I grew up in Chifley, in a former three bedroom, now five bedroom house. We had great neighbours, we were close to school, we were close to a green belt and a BMX dirt track. We were walking distance from a little shop and a big shop. I grew up with three siblings and church pastor parents, so our house was always full of people and noises and music. I loved it because it was warm and friendly and safe and empowering. Our parents trusted us kids a lot, and therefore gave us a ton of freedom. We were well comforted, well fed, well educated and our father spent a lot of our childhood reading us books until the wee hours of the night (7pm). Unlike a lot of my peers I lived in that house for my entire childhood except 9 months that we lived with my grandmother to take care of her. My parents still live in that house, and it is still lovely to visit.
House of Love.
At 19 I moved out of home to a three bedroom house in the deep south of Canberra to be closer to my work place. I ended up living with a large collection of people. First three, then two, then four, then two, with an eclectic bunch of friends and family sleeping on our couches. We cooked, and had fires, and had parties, and recorded bands, and wrote music, and occasionally cleaned. We were a hub of a strange community that i loved and cherished. We cut down many trees, a tree house and so many bushes that 3 years after moving in the owner came to visit and was like “where’d that bush go?” and we legitimately didn’t remember what bush he was talking about.
At 23 I moved out of The house of Love and moved into a bigger crazier version called Lewis House in Newcastle. First time living out of Canberra, i would then live there on and off for five years.

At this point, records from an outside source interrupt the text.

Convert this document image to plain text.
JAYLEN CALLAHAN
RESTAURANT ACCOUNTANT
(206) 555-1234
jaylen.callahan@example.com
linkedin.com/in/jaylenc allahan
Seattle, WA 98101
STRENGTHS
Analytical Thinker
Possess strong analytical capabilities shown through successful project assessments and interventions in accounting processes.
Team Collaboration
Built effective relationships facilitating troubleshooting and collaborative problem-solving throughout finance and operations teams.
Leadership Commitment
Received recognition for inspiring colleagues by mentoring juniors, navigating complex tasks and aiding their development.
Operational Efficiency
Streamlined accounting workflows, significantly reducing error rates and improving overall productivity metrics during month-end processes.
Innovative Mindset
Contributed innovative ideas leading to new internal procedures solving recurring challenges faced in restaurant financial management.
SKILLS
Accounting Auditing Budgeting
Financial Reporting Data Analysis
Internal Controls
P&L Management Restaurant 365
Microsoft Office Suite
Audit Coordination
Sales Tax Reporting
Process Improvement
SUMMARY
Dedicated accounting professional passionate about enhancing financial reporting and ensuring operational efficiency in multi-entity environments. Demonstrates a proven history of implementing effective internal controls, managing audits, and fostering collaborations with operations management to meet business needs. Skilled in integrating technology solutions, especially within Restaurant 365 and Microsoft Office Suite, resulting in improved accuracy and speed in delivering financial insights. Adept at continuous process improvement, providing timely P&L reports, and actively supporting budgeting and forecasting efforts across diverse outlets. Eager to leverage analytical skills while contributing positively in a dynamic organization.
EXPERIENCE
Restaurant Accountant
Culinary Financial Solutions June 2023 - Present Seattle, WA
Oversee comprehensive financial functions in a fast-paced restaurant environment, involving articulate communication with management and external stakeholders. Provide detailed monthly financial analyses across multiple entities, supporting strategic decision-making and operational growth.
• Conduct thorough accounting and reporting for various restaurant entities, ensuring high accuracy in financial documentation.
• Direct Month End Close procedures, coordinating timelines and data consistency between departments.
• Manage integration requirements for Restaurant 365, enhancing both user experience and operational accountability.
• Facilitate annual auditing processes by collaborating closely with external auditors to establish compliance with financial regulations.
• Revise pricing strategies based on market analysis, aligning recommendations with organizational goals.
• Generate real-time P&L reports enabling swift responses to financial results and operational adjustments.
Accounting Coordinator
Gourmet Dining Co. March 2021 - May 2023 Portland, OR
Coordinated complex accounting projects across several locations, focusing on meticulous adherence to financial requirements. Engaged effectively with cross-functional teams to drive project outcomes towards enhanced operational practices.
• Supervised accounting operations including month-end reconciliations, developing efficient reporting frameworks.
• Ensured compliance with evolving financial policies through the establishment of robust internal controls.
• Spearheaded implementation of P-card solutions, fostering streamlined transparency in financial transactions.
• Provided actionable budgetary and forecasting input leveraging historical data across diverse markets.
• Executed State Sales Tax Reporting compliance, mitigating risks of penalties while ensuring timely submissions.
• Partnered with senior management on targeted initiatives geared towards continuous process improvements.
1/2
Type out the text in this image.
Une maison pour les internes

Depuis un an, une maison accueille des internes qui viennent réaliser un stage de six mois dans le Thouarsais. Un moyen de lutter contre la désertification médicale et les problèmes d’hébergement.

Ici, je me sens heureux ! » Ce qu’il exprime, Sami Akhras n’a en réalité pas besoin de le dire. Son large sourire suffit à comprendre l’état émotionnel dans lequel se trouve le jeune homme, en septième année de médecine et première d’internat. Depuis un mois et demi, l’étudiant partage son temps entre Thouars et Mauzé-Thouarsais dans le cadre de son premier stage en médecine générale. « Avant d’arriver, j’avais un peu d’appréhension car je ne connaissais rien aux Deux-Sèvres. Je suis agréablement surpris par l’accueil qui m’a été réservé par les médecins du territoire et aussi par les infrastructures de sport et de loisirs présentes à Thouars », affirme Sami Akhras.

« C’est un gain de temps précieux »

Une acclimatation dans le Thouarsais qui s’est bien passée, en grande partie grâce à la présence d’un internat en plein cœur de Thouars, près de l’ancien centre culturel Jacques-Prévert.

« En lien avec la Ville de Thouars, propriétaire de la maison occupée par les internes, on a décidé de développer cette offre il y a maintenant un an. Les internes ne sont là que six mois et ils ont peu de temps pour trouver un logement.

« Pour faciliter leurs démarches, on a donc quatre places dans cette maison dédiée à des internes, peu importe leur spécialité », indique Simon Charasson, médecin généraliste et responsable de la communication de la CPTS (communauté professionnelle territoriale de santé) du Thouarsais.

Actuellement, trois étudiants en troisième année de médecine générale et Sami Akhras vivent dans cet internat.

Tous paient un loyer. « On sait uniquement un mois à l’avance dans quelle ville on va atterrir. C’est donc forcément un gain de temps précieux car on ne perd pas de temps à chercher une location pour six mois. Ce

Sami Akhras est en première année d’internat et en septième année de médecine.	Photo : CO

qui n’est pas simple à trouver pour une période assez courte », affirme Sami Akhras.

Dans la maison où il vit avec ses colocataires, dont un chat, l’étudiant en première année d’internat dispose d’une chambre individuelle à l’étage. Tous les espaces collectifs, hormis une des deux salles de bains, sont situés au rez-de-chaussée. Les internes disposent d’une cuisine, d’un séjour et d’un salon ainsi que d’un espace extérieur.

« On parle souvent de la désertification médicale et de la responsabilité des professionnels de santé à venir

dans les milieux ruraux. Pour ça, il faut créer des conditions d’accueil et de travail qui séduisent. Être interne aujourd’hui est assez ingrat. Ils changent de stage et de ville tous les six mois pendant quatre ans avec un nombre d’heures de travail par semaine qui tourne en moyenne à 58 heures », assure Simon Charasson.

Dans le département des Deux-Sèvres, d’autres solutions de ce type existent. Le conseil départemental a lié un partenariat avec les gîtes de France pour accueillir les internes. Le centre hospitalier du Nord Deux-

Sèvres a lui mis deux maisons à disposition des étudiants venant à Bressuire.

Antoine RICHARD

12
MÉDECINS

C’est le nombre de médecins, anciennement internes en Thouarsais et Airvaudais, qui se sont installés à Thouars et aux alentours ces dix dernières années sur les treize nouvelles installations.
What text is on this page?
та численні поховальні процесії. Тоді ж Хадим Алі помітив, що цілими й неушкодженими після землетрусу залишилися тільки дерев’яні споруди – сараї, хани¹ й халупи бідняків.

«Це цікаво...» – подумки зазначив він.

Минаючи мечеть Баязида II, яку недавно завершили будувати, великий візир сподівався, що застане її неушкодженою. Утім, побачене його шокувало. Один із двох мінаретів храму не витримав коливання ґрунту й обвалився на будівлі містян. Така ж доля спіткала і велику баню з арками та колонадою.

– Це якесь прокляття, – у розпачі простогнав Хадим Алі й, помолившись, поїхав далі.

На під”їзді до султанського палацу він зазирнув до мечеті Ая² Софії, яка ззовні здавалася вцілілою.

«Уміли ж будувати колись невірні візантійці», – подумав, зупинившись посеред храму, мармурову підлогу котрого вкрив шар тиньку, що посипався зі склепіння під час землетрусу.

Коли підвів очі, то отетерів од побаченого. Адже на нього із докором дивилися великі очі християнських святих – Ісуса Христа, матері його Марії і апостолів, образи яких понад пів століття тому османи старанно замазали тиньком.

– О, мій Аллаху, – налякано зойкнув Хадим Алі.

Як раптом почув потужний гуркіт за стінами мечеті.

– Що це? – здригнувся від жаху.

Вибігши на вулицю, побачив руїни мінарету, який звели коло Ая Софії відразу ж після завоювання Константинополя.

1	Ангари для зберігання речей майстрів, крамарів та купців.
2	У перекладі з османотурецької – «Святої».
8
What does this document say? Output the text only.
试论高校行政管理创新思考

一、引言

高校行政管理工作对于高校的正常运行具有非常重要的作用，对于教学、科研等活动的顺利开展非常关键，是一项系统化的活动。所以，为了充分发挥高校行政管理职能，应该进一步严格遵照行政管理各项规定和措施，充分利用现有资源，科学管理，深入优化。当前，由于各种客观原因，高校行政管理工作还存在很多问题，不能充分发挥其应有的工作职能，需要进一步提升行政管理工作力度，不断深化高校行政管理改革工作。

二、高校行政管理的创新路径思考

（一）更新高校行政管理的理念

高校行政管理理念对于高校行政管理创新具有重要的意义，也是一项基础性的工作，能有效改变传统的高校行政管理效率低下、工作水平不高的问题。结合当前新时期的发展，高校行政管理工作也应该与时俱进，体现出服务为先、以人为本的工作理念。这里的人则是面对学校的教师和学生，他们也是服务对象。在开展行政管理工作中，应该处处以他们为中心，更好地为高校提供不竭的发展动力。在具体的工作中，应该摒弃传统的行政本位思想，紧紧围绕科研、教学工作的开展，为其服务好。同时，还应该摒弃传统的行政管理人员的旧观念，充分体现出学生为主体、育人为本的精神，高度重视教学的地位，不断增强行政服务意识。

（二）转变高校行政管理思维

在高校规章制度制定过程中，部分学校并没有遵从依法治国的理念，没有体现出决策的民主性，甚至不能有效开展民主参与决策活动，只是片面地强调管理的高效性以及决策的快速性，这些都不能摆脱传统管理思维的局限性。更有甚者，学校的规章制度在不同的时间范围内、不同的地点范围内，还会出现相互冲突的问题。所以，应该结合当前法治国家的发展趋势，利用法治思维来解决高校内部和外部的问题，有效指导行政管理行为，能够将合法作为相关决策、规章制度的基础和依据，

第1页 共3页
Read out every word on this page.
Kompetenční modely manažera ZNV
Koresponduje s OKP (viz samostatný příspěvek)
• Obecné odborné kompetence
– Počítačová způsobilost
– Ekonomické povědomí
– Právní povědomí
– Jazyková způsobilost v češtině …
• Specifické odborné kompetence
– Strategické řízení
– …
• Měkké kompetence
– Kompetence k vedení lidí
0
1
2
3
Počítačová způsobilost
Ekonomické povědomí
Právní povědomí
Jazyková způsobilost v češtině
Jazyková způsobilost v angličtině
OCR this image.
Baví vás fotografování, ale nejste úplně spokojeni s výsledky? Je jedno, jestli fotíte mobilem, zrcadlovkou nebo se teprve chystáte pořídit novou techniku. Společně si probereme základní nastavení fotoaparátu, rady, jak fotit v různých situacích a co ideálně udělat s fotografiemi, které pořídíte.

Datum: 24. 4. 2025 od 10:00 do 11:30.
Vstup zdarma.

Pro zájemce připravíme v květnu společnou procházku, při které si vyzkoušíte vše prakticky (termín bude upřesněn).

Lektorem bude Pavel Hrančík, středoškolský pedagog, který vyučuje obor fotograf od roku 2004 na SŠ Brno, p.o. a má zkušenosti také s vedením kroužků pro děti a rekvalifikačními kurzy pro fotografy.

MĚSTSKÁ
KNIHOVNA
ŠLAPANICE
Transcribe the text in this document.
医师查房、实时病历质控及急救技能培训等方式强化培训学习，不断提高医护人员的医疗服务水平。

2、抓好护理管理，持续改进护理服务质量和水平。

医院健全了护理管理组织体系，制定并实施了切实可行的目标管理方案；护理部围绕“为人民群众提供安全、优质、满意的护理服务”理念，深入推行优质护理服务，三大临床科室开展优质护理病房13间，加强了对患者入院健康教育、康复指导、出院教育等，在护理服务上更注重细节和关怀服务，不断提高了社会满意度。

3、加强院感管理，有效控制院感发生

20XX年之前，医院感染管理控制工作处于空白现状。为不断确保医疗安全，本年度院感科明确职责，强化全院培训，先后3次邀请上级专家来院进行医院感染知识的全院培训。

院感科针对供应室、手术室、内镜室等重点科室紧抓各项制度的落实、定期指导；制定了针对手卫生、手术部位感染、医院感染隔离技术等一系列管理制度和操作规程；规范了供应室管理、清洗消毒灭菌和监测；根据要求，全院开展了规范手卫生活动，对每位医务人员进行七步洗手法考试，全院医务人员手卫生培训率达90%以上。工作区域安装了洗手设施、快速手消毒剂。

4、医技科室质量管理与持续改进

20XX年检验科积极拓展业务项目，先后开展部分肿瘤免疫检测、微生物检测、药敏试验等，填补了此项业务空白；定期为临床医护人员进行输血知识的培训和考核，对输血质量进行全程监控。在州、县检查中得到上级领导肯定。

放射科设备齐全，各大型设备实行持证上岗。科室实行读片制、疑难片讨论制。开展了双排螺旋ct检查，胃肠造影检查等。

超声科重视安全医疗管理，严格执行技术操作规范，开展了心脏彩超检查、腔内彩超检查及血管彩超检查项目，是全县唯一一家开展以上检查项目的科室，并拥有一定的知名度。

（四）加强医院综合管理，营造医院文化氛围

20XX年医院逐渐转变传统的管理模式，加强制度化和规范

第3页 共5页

I had an American room mate – John, an Aussie roommate – Evan, A Japanese Hawaiian Roommate – Jeff (and Micah for 3 months) and for the longest period a Kiwi – Michael. They all taught me a huge bunch of things, they gave me space to be awesome and crap. And surrounding these amazing dudes was a community that was sometimes 50 and sometimes 120 people, all with similar goals and dreams, but with unique flavours and personalities that meant for an amazing adventurous fun time.
And now, at 29 I move to a different country. With a very different culture and language, and for a time i get to room with an amazing Korean dude and work with a French-Candadian, an Australian, a Swede and a Belgian and many more besides in this new home.
Thank you to all who have been home to me. Thats the other part of home – other than where i unpack my stuff.
I was hanging out with Luke Summerell one time and it finally dawned on me. Luke is home for me. As well as many other people on the planet. Wherever i hang out with Luke, I’m home. Whenever i talk with Luke, I’m home. Even when I iMessage him from a billion miles away, I am home. As well as a lot of you reading this. I am home with you.